Mit zunehmender Erregung bildet sich im äußeren Drittel der Vagina durch lokale venöse Stauung die orgastische Manschette aus. Diese Manschette bildet zusammen mit den angeschwollenen, vergrößerten kleinen Schamlippen einen langen Kanal, der die optimale anatomische Voraussetzung zur Erzeugung eines Orgasmus bei Mann und Frau ist. Während des Orgasmus kontrahiert die orgastische Manschette je nach Stärke des Orgasmus 3 bis 15 mal. Diese Kontraktionen werden durch den Nervus sympathicus vermittelt und sind mit Emissionen und Ejakulation beim Mann zu vergleichen. Die Gebärmutter richtet sich während der sexuellen Erregung auf und steigt bei voller Erregung im Becken so auf, dass sich der Gebärmuttermund von der hinteren Vaginalwand entfernt und sich im letzten Drittel der Vagina ein freier Raum zur Aufnahme des Samens bildet. Gleichzeitig vergrößert sich der Uterus um bis zu 50 Prozent. Aufrichtung und Vergrößerung des Uterus kommt einerseits durch die Blutstauung im kleinen Becken, andererseits durch die nerval erzeugten Kontraktionen der glatten Muskulatur in den Haltebändern des Uterus zustande. Während des Orgasmus kontrahiert sich die Gebärmutter regelmäßig.

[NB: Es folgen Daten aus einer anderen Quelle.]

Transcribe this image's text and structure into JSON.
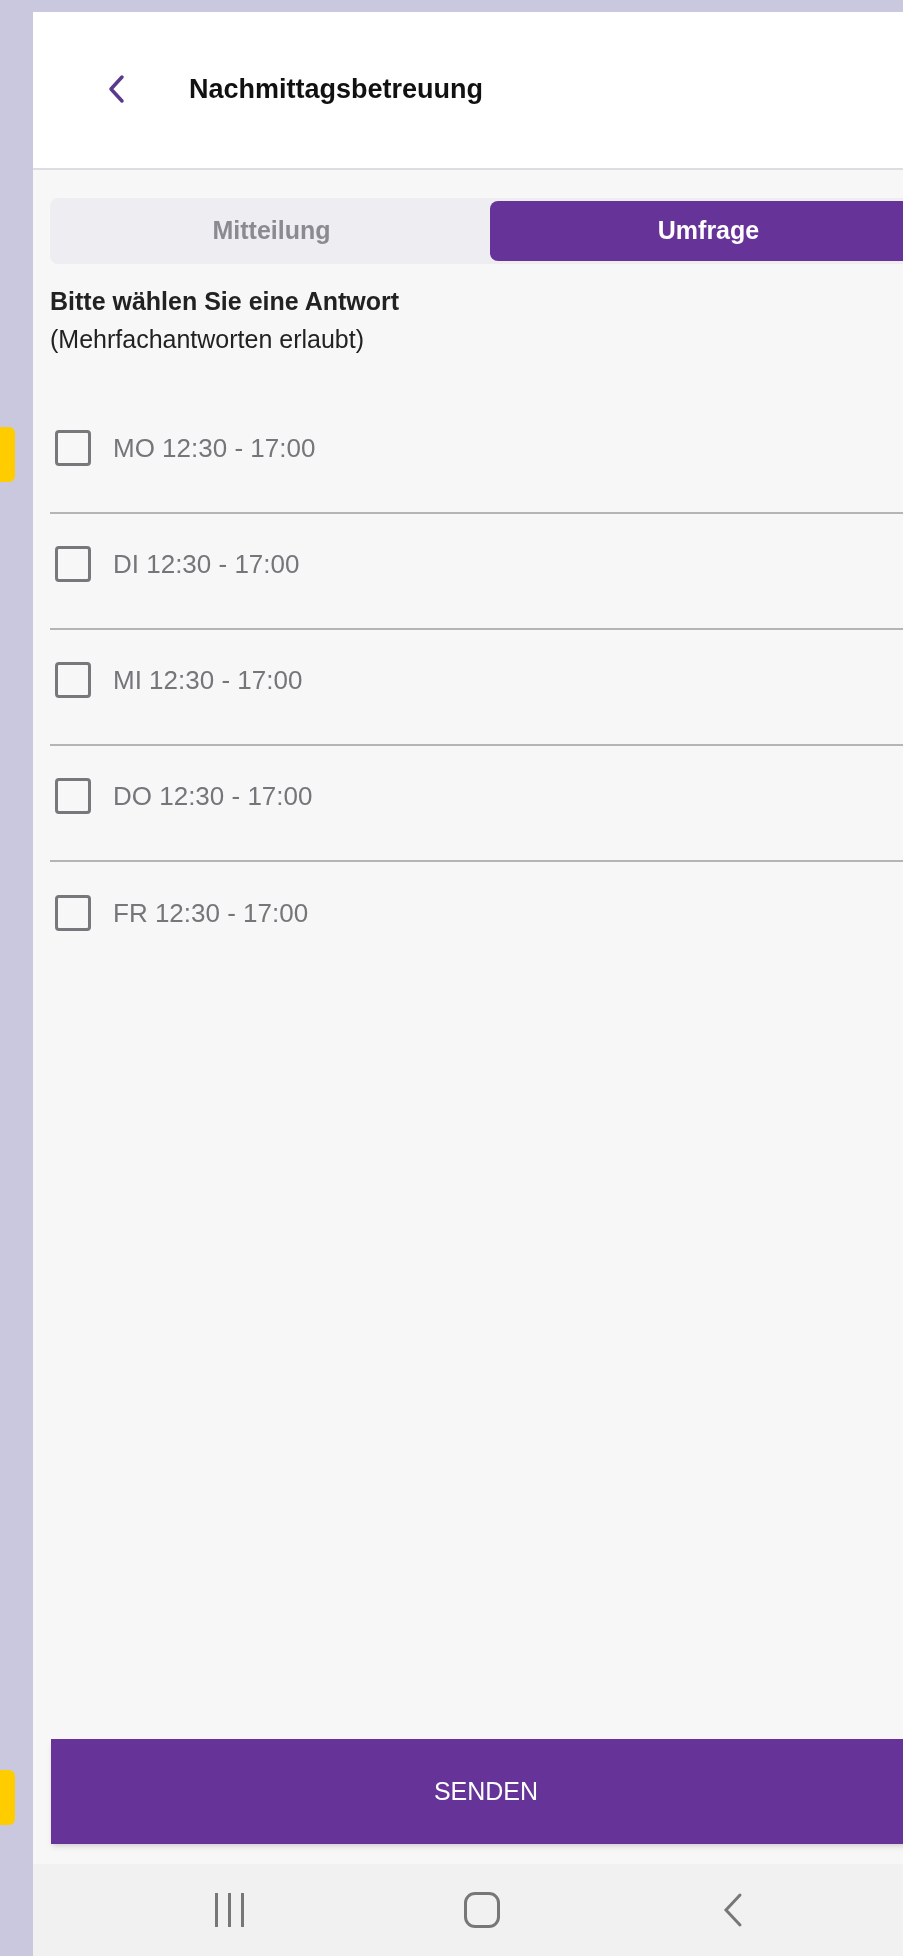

Extragenitale Reaktionen während des sexuellen Reaktionszyklus

Bei Männern ist der Erregungsablauf insgesamt stereotyp mit geringen interindividuellen Variationen. Auf den Orgasmus folgt eine Erholungszeit, in der kein neuer Orgasmus durch sexuelle Stimulation erreicht werden kann.

Bei der Frau ist der sexuelle Erregungsablauf dagegen variabler in Dauer und Intensität. Sie ist zu multiplen Orgasmen fähig.

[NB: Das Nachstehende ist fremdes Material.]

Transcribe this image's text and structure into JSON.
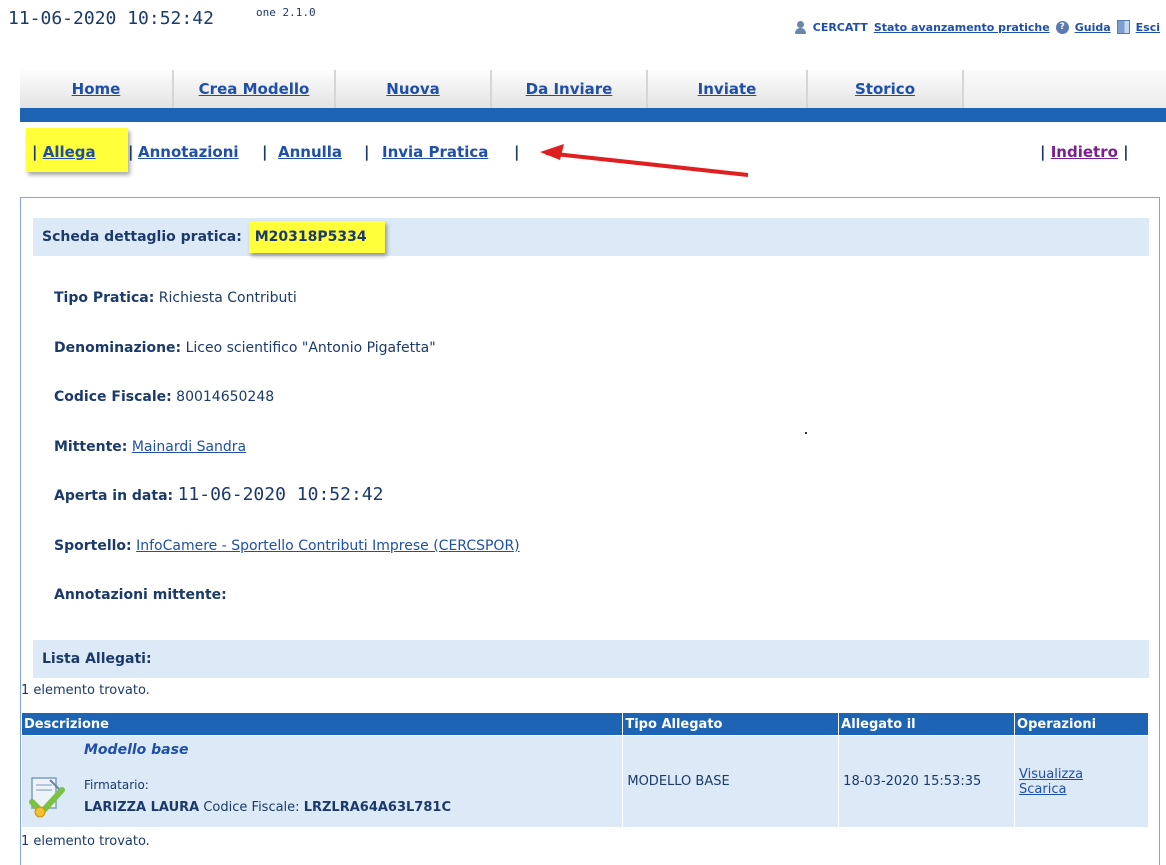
{
  "topbar": {
    "datetime": "11-06-2020 10:52:42",
    "version": "one 2.1.0",
    "user": "CERCATT",
    "status_link": "Stato avanzamento pratiche",
    "help": "Guida",
    "exit": "Esci"
  },
  "tabs": [
    "Home",
    "Crea Modello",
    "Nuova",
    "Da Inviare",
    "Inviate",
    "Storico"
  ],
  "actions": {
    "allega": "Allega",
    "annotazioni": "Annotazioni",
    "annulla": "Annulla",
    "invia": "Invia Pratica",
    "indietro": "Indietro",
    "sep": "|"
  },
  "detail": {
    "heading": "Scheda dettaglio pratica:",
    "code": "M20318P5334",
    "tipo_label": "Tipo Pratica:",
    "tipo_value": "Richiesta Contributi",
    "denom_label": "Denominazione:",
    "denom_value": "Liceo scientifico \"Antonio Pigafetta\"",
    "cf_label": "Codice Fiscale:",
    "cf_value": "80014650248",
    "mittente_label": "Mittente:",
    "mittente_value": "Mainardi Sandra",
    "aperta_label": "Aperta in data:",
    "aperta_value": "11-06-2020 10:52:42",
    "sportello_label": "Sportello:",
    "sportello_value": "InfoCamere - Sportello Contributi Imprese (CERCSPOR)",
    "annotazioni_label": "Annotazioni mittente:"
  },
  "attachments": {
    "heading": "Lista Allegati:",
    "found_top": "1 elemento trovato.",
    "found_bottom": "1 elemento trovato.",
    "columns": [
      "Descrizione",
      "Tipo Allegato",
      "Allegato il",
      "Operazioni"
    ],
    "rows": [
      {
        "title": "Modello base",
        "firmatario_label": "Firmatario:",
        "name": "LARIZZA LAURA",
        "cf_label": "Codice Fiscale:",
        "cf": "LRZLRA64A63L781C",
        "tipo": "MODELLO BASE",
        "date": "18-03-2020 15:53:35",
        "op_view": "Visualizza",
        "op_download": "Scarica"
      }
    ]
  }
}
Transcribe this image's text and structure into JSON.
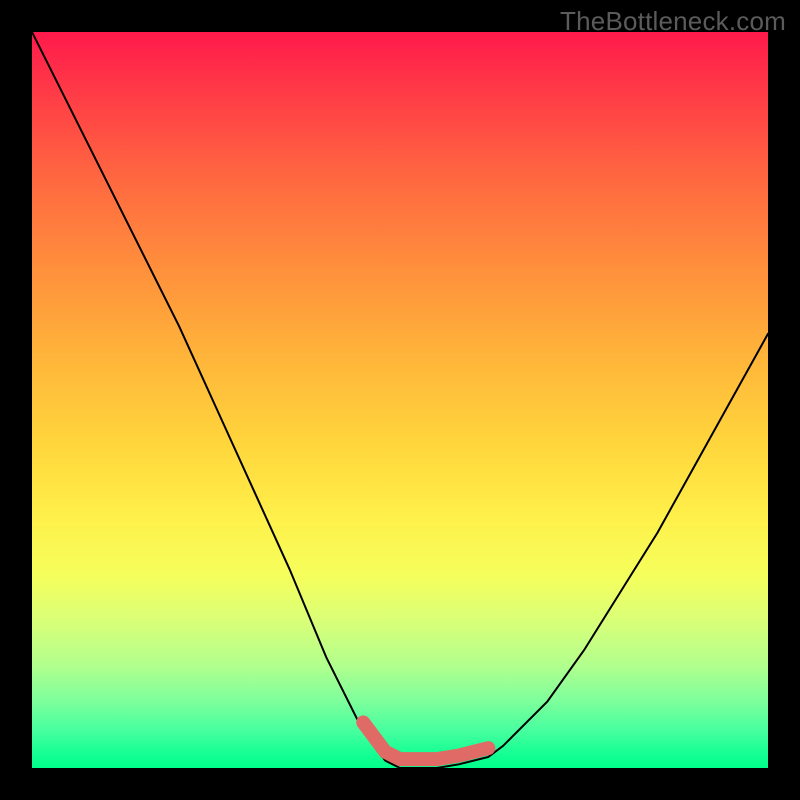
{
  "watermark": "TheBottleneck.com",
  "chart_data": {
    "type": "line",
    "title": "",
    "xlabel": "",
    "ylabel": "",
    "xlim": [
      0,
      100
    ],
    "ylim": [
      0,
      100
    ],
    "series": [
      {
        "name": "curve",
        "x": [
          0,
          5,
          10,
          15,
          20,
          25,
          30,
          35,
          40,
          45,
          48,
          50,
          52,
          55,
          58,
          60,
          62,
          64,
          70,
          75,
          80,
          85,
          90,
          95,
          100
        ],
        "y": [
          100,
          90,
          80,
          70,
          60,
          49,
          38,
          27,
          15,
          5,
          1,
          0,
          0,
          0,
          0.5,
          1,
          1.5,
          3,
          9,
          16,
          24,
          32,
          41,
          50,
          59
        ]
      }
    ],
    "marker_band": {
      "name": "accent-band",
      "color": "#e06a65",
      "x_range": [
        45,
        62
      ],
      "y": 0
    }
  }
}
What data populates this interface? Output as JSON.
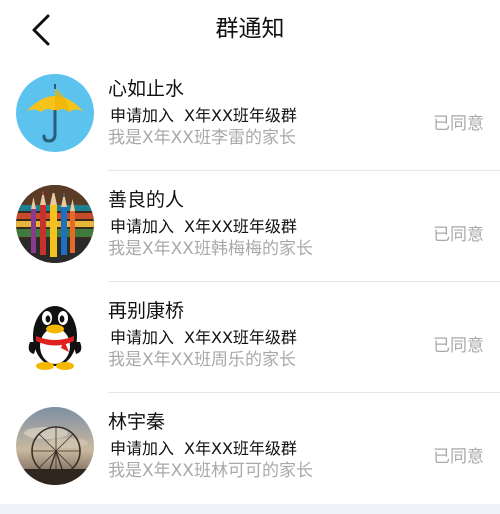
{
  "header": {
    "title": "群通知",
    "back_icon": "chevron-left-icon"
  },
  "notifications": [
    {
      "name": "心如止水",
      "request_action": "申请加入",
      "group": "X年XX班年级群",
      "message": "我是X年XX班李雷的家长",
      "status": "已同意",
      "avatar_icon": "umbrella-avatar"
    },
    {
      "name": "善良的人",
      "request_action": "申请加入",
      "group": "X年XX班年级群",
      "message": "我是X年XX班韩梅梅的家长",
      "status": "已同意",
      "avatar_icon": "colored-pencils-avatar"
    },
    {
      "name": "再别康桥",
      "request_action": "申请加入",
      "group": "X年XX班年级群",
      "message": "我是X年XX班周乐的家长",
      "status": "已同意",
      "avatar_icon": "penguin-avatar"
    },
    {
      "name": "林宇秦",
      "request_action": "申请加入",
      "group": "X年XX班年级群",
      "message": "我是X年XX班林可可的家长",
      "status": "已同意",
      "avatar_icon": "ferris-wheel-sunset-avatar"
    }
  ],
  "colors": {
    "primary_text": "#111111",
    "secondary_text": "#a9a9a9",
    "divider": "#e6e6e6",
    "avatar_umbrella_bg": "#5bc3ee",
    "avatar_umbrella_canopy": "#f6c31a"
  }
}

Der Orgasmus ist eine Reaktion des ganzen Körpers. Er besteht aus den neurovegetativ hervorgerufenen Reaktionen der Genitalorgane (beim Manne besonders der Ejakulation; bei der Frau besonders der Kontraktion von orgastischer Manschette und Gebärmutter), allgemeinen vegetativen Reaktionen und der meist starken zentralnervösen Erregung, die zu intensiven Empfindungen und besonders bei der Frau zu Einengungen der übrigen Sinneswahrnehmungen führt.

Während der sexuellen Erregung kann man vielfältige Reaktionen beobachten. Herzfrequenz und Blutdruck nehmen mit dem Erregungsgrad zu. Die Herzfrequenz erreicht Maximalwerte bis 180 pro min, der Blutdruck steigt diastolisch bis 40, systolisch bis 100 mmHg an. Die Atemfrequenz nimmt bis zu 40 pro min zu. Der Afterschließmuskel zieht sich rhythmisch in der Orgasmusphase zusammen.

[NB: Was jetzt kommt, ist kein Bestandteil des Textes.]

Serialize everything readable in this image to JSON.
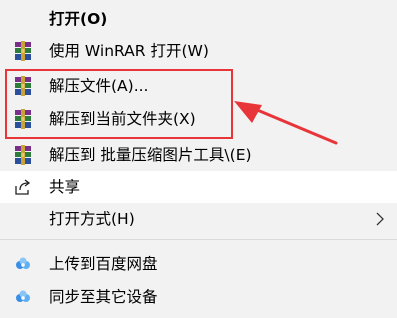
{
  "menu": {
    "items": [
      {
        "label": "打开(O)",
        "icon": "none",
        "bold": true
      },
      {
        "label": "使用 WinRAR 打开(W)",
        "icon": "winrar-icon"
      },
      {
        "label": "解压文件(A)...",
        "icon": "winrar-icon"
      },
      {
        "label": "解压到当前文件夹(X)",
        "icon": "winrar-icon"
      },
      {
        "label": "解压到 批量压缩图片工具\\(E)",
        "icon": "winrar-icon"
      },
      {
        "label": "共享",
        "icon": "share-icon"
      },
      {
        "label": "打开方式(H)",
        "icon": "none",
        "submenu": true
      },
      {
        "label": "上传到百度网盘",
        "icon": "baidu-netdisk-icon"
      },
      {
        "label": "同步至其它设备",
        "icon": "baidu-netdisk-icon"
      }
    ]
  },
  "annotation": {
    "highlight_color": "#e8353a"
  },
  "colors": {
    "menu_background": "#f2f2f2",
    "selected_background": "#ffffff",
    "separator": "#dadada"
  }
}
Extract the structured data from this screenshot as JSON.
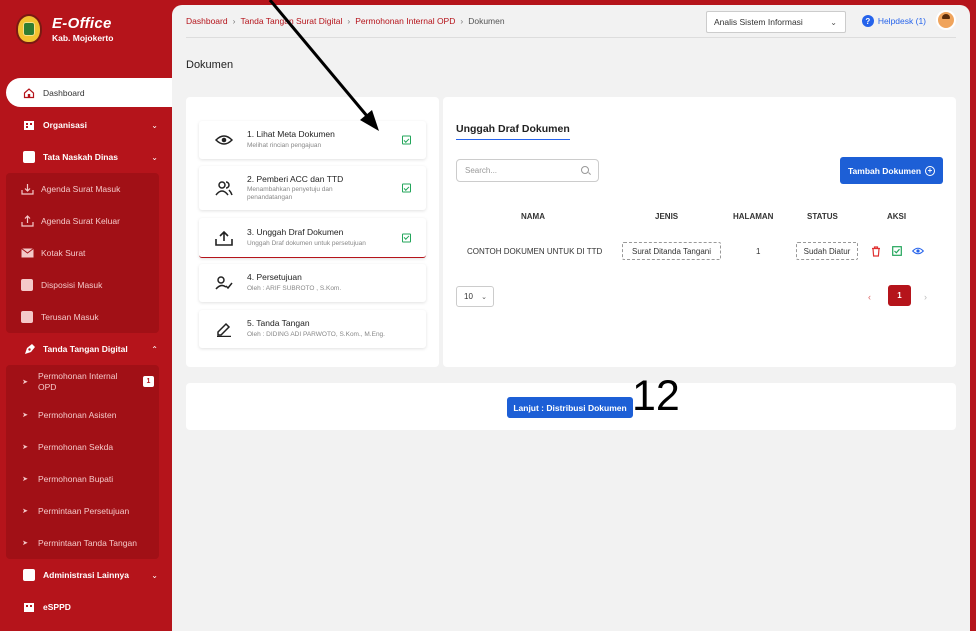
{
  "brand": {
    "title": "E-Office",
    "subtitle": "Kab. Mojokerto"
  },
  "sidebar": {
    "dashboard": "Dashboard",
    "organisasi": "Organisasi",
    "tata_naskah": "Tata Naskah Dinas",
    "tata_items": [
      "Agenda Surat Masuk",
      "Agenda Surat Keluar",
      "Kotak Surat",
      "Disposisi Masuk",
      "Terusan Masuk"
    ],
    "ttd": "Tanda Tangan Digital",
    "ttd_items": [
      "Permohonan Internal OPD",
      "Permohonan Asisten",
      "Permohonan Sekda",
      "Permohonan Bupati",
      "Permintaan Persetujuan",
      "Permintaan Tanda Tangan"
    ],
    "ttd_badge": "1",
    "admin": "Administrasi Lainnya",
    "esppd": "eSPPD"
  },
  "breadcrumb": [
    "Dashboard",
    "Tanda Tangan Surat Digital",
    "Permohonan Internal OPD",
    "Dokumen"
  ],
  "header": {
    "role": "Analis Sistem Informasi",
    "helpdesk": "Helpdesk (1)"
  },
  "page_title": "Dokumen",
  "steps": [
    {
      "title": "1. Lihat Meta Dokumen",
      "desc": "Melihat rincian pengajuan",
      "done": true
    },
    {
      "title": "2. Pemberi ACC dan TTD",
      "desc": "Menambahkan penyetuju dan penandatangan",
      "done": true
    },
    {
      "title": "3. Unggah Draf Dokumen",
      "desc": "Unggah Draf dokumen untuk persetujuan",
      "done": true
    },
    {
      "title": "4. Persetujuan",
      "desc": "Oleh : ARIF SUBROTO , S.Kom.",
      "done": false
    },
    {
      "title": "5. Tanda Tangan",
      "desc": "Oleh : DIDING ADI PARWOTO, S.Kom., M.Eng.",
      "done": false
    }
  ],
  "upload": {
    "title": "Unggah Draf Dokumen",
    "search_placeholder": "Search...",
    "add_button": "Tambah Dokumen",
    "columns": [
      "NAMA",
      "JENIS",
      "HALAMAN",
      "STATUS",
      "AKSI"
    ],
    "row": {
      "nama": "CONTOH DOKUMEN UNTUK DI TTD",
      "jenis": "Surat Ditanda Tangani",
      "halaman": "1",
      "status": "Sudah Diatur"
    },
    "page_size": "10",
    "current_page": "1"
  },
  "next_button": "Lanjut : Distribusi Dokumen",
  "annotation_number": "12"
}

Die Brust der Frau zeigt infolge einer Gefäßverengung eine Zunahme der Venenzeichnung und der Größe. Die Brustwarzen sind erigiert und die Warzenhöfe angeschwollen. Diese Reaktionen der Brust können auch beim Manne auftreten, sind aber bei Weitem nicht so deutlich ausgeprägt.

Bei vielen Frauen und manchen Männern kann man die Sexualröte (sexflush) der Haut beobachten. Sie beginnt typischerweise in der späten Erregungsphase über dem oberen Bauchraum und breitet sich mit zunehmender Erregung über Brüste, Schultern, Abdomen und unter Umständen den ganzen Körper aus.

Die Skelettmuskulatur kontrahiert sich willkürlich und unwillkürlich. Es kommt zu nahezu spastischen Kontraktionen von mimischer Muskulatur, Bauch- und Intercostalmuskulatur. Im Orgasmus geht die willkürliche Kontrolle der Skelettmuskulatur weitgehend verloren.